One of the Law School Posse jarred Captain Dipshit’s right shoulder in the middle of a diatribe about a professor who was surely a huge faggotty faggot who was involved in all sorts of faggotry. (The notion that this last was a low-brow, low-breeding form of faggotry was, of course, implied and understood by the hive mind.)
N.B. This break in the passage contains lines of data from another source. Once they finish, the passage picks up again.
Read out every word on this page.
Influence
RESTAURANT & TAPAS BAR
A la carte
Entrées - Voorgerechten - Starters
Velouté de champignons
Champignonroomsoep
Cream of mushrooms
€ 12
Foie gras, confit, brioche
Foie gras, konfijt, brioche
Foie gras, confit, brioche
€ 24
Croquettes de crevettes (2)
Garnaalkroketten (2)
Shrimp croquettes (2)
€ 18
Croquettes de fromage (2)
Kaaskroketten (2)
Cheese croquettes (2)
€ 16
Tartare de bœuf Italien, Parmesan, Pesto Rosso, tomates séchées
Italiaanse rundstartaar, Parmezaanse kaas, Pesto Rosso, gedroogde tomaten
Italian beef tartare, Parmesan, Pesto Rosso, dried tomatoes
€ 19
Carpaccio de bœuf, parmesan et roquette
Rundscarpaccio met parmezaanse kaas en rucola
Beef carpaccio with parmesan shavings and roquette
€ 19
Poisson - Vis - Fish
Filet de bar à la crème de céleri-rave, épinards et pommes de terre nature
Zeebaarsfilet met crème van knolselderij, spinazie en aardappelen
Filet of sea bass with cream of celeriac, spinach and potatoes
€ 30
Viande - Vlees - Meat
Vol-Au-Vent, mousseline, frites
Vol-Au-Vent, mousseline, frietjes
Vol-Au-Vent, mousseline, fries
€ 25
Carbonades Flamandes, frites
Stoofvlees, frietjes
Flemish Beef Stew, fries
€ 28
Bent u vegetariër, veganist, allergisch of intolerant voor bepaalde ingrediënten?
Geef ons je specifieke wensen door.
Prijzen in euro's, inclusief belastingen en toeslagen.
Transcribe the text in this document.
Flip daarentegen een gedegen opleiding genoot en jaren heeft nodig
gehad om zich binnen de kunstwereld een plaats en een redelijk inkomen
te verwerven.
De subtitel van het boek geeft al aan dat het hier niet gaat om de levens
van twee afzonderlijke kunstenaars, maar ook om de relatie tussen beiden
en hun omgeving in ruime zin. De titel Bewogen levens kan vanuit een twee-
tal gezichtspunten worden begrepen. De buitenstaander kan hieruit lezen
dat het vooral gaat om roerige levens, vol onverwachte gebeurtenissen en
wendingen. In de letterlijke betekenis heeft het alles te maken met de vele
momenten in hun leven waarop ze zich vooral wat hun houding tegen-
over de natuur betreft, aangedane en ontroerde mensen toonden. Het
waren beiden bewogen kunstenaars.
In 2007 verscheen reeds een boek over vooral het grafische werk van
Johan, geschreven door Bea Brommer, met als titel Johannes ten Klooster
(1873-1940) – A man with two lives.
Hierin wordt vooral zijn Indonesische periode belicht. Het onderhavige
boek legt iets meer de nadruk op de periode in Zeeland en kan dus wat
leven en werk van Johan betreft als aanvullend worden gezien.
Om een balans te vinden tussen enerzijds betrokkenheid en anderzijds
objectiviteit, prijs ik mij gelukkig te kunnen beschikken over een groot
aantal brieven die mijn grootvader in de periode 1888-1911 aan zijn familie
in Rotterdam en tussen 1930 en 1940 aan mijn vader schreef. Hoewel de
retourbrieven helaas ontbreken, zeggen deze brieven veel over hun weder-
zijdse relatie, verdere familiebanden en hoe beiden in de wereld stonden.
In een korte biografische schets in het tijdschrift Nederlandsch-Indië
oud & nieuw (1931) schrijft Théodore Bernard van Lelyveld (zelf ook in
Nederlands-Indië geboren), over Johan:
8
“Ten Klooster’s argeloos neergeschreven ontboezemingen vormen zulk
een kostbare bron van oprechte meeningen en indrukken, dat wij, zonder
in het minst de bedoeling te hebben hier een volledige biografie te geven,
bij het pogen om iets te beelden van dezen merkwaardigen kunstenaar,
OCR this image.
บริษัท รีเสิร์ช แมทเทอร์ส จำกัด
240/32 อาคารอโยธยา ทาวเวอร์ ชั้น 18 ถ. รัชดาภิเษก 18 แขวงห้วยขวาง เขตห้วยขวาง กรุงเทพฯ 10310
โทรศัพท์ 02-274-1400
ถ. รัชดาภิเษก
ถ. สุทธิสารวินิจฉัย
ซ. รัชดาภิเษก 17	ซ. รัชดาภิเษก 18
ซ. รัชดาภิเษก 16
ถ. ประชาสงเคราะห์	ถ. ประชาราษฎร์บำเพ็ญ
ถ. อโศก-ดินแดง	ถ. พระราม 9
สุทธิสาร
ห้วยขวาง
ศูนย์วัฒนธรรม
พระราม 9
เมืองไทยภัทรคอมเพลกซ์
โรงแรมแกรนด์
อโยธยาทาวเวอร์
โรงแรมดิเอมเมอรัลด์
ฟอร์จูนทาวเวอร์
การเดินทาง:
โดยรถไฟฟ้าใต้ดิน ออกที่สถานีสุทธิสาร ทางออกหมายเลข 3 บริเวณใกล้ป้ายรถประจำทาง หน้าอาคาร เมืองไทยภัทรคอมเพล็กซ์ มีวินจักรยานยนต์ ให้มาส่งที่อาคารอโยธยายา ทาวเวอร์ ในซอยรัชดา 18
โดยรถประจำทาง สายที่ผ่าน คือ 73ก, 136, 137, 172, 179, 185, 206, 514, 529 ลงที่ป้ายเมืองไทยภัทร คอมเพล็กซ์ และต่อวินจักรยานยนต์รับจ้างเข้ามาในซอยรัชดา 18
Captain Dipshit’s joint fell to the floor, and the apparent alpha of the Posse (a plump, cocky young man that Philip simply referred to as “Super Ass”) stooped to pick it up. Then he smiled at the Captain.
 

“Why hello there, young lady,” he said. “Can I have a puff off of your... cigarette?”
 

Captain Dipshit snatched it back.
 

“No need to get testy,” he said, his mouth pursing.

Captain Dipshit started to reply, but Roger chose that moment to begin laughing for no reason whatsoever.

 
The Anarchist slid a paper bag onto the counter and said, “Here’s your bagel. I didn’t wipe my nose on it. I can, though, if you’d like.”

“Did you cut it in half?” said Captain Dipshit.
 

The Anarchist felt the hairs on the back of his neck stand up. This was among the most offensive of the Anarchist’s many unfair and unfounded pet peeves. Other peeves were: not picking up your bagel when you were called, commenting on sandwiches that weren’t yours, commenting on your own sandwich, making special requests, leaning over the counter to watch a bagel being made (known as “vulturing” – the most egregious among the peeves), asking questions about the food, changing a bagel or cheese choice spontaneously (which usually required vulturing), commenting on how busy the restaurant was, commenting on the music, singing along with the music, making music requests, drumming on the counter, placing money on the counter instead of handing it to the cashier, not tipping, tipping the one-cent change from a 99-cent item, opening a sandwich at the counter, bringing a sandwich back to the counter with a comment, bringing a sandwich back to request an additional free item like lettuce, bringing a sandwich back to request a paid topping like sprouts, asking what made sprouts so fucking special over lettuce that the former cost money and the latter did not, making jokes about having “a lettuce on lettuce with lettuce” sandwich to save money, announcing that charging for sprouts was criminal (“they come from the earth, man”), smelling like patchouli, smelling like B.O., being a hippie, commenting on the color of the avocado, asking what was on an everything bagel, asking what the workers’ favorite sandwich was, taking too long to order, ordering a DIY bagel and not starting by announcing which kind of bagel it would be on, breathing too hard, and existing.